Es difícil no estar de acuerdo con estos juicios, por severos que sean, cuando muchos de nosotros exigimos una educación de calidad, una práctica sana del deporte, un teatro responsable, una literatura honesta, un circo comprometido, una música creativa y una programación televisiva menos ruin. ¿Debe estar el cine exento de estas responsabilidades?
Los veinteañeros fundadores de la revista Godard! se equivocaron en un punto, para beneplácito de sus lectores: la revista sobrevivió al malagüero destino que temían y ha cumplido su primera década. Vida lúcida y perseverante que les permite ahora comprobar que empieza a realizarse un cine más arriesgado y digno en el Perú. Que algunos de los cineastas consagrados han prolongado su decadencia hasta eclipsar y que ha surgido una nueva generación dispuesta a ofrecer un testimonio artístico, aunque austero, mientras la figura y la obra de Armado Robles Godoy esperan una oportunidad de reivindicación.
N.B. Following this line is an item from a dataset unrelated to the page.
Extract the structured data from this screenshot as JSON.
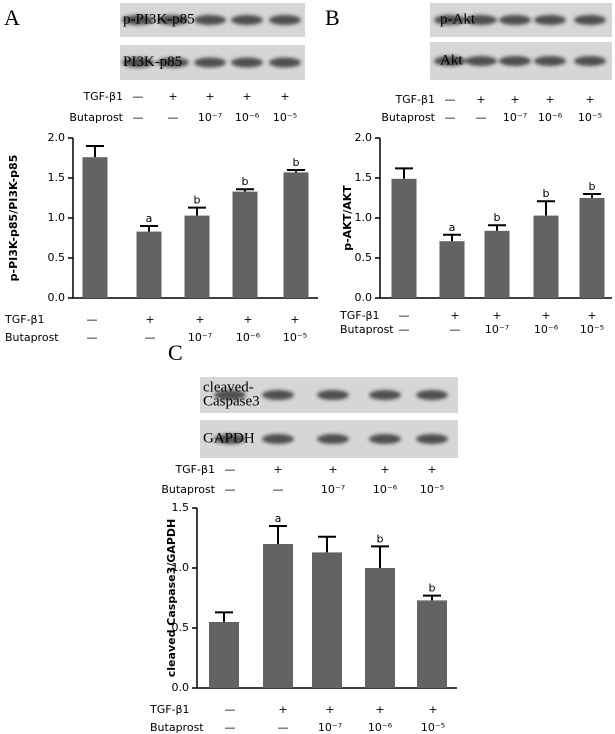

No exagero al sostener que este libro tan admirablemente pensado y escrito, con tantas virtudes, incita a recomponer muchos de los valores culturales y políticos del país. A mí me ha recordado que en este territorio no en vano han muerto setenta mil personas en la guerra interna y que el informe de la comisión de la verdad nos involucra hasta el hueso. Así se hacen las cosas: gracias, queridos amigos, nos han entregado un libro honesto y solidario; cuya lectura nos enriquece el espíritu y nos desvalija el bolsillo, porque correremos a adquirir muchas de las películas exaltadas en sus páginas.